Saturday, Sunday and Friday respectively are the busiest days of the week. In terms of time in a day, between 10am to 3pm is the busiest time to place an order. Orders drop drastically after 6pm until the next day 8am, so weekdays on mentioned hours might be the perfect time to schedule ads.
Please note in the below figures, days are represented in numeric values where 0=Saturday and 6=Friday.
Question
The sales team needs to know whether there are particular times of the day when people spend the most money, as this might inform the type of products they advertise at these times.
Solution
High frequency of orders with a low expenditure are placed during the day (9am-5pm). However, a low frequency of orders with a high expenditure happens between 6-8am, early in the morning.
Also, in the afternoon we observed two peaks at noon and around 9 pm. IC can use these hours to inform the type of products they advertise.
In the right chart (bar) we can see the distribution of orders during the three periods in a day. Early birds place their orders between 5am-8am, regular customers 9am-11pm, and night owls after midnight to 4 am.
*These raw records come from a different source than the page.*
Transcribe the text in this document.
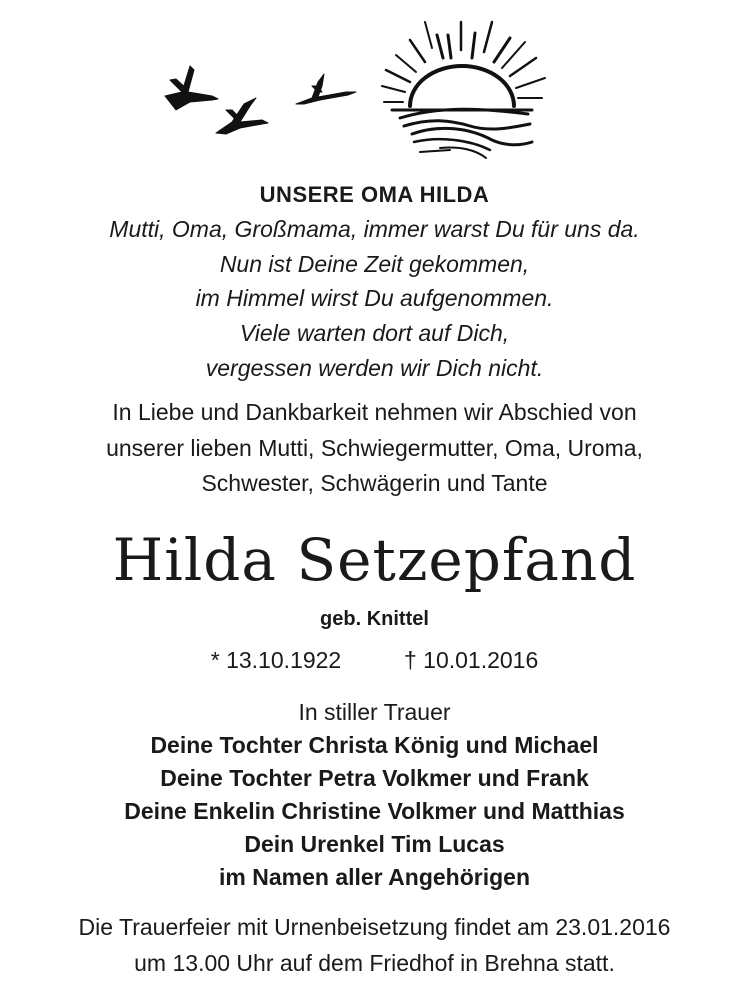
UNSERE OMA HILDA
Mutti, Oma, Großmama, immer warst Du für uns da.
Nun ist Deine Zeit gekommen,
im Himmel wirst Du aufgenommen.
Viele warten dort auf Dich,
vergessen werden wir Dich nicht.
In Liebe und Dankbarkeit nehmen wir Abschied von
unserer lieben Mutti, Schwiegermutter, Oma, Uroma,
Schwester, Schwägerin und Tante
Hilda Setzepfand
geb. Knittel
* 13.10.1922	† 10.01.2016
In stiller Trauer
Deine Tochter Christa König und Michael
Deine Tochter Petra Volkmer und Frank
Deine Enkelin Christine Volkmer und Matthias
Dein Urenkel Tim Lucas
im Namen aller Angehörigen
Die Trauerfeier mit Urnenbeisetzung findet am 23.01.2016
um 13.00 Uhr auf dem Friedhof in Brehna statt.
Over 80% of orders come through regular hours.
Question
Instacart has a lot of products with different price tags. Marketing and sales want to use simpler price range groupings to help direct their efforts.
Solution
Products are organized in three categories: Low/Mid/High-range based on given conditions. To get a detailed conclusion please refer to the crosstab tables and charts explanation below the visualizations.
- Meat seafood has the highest percentage of high-range products with around 44%.
- Bulk and meat seafood don't have an item listed under low-range products.
- Alcohol, others, and babies have the highest proportion of mid-range products with over 85%.
- Other remaining categories are in low-to-medium range.
- Please note that dairy products are not really high- range, and they are categorized as such because of an outlier (2% milk priced at 99,999).
- Please also note that Pantry high-ranged products contribute just less than 0.03% (small proportion of the whole pantry products), so we can not see this category on the stacked bar chart below.
Question
The marketing and sales teams are particularly interested in the different types of customers in their system and how their ordering behaviors differ. For example:
-
What’s the distribution among users in regards to their brand loyalty (i.e., how often do they return to Instacart)?
51% of orders have been placed by regular customers, 33% by loyal customers, and the remaining 16% are submitted by new customers. -
Are there differences in ordering habits based on a customer’s loyalty status?
Almost 99% of loyal customers shop frequently at IC. Promoting point-based loyalty reward programs would help other 56% customers (Regular/ new customers proportion) to upgrading their status to loyal customers. -
Are there differences in ordering habits based on a customer’s region?
Ordering habits in different regions are almost the same from proportional perspective. As South region have more population, we observe the higher bar for frequent customers in these states. -
Is there a connection between age and family status in terms of ordering habits?
No, there is no meaningful relation between age and number of dependents in a family.
Question
What different classifications does the demographic information suggest? Age? Income? Certain types of goods? Family status?
Recommendation
- Offer incentives on bulk, other, pets, and bakery departments might help them to increase the sales (Like buy group of 3 get 15% discount/ buy-one-get-one free). Some initiatives like free delivery options on bulk and others plus promoting low-price protection plans /guarantees will be helpful as well.
- We can introduce some discount like 15-20% off for next order in 5 days to motivate customers return more and turn them to the loyal customers.
- We can introduce seniors/students' days with special discount like Thursdays and Tuesdays which are not busy days to encourage senior customers placing more orders on slow days.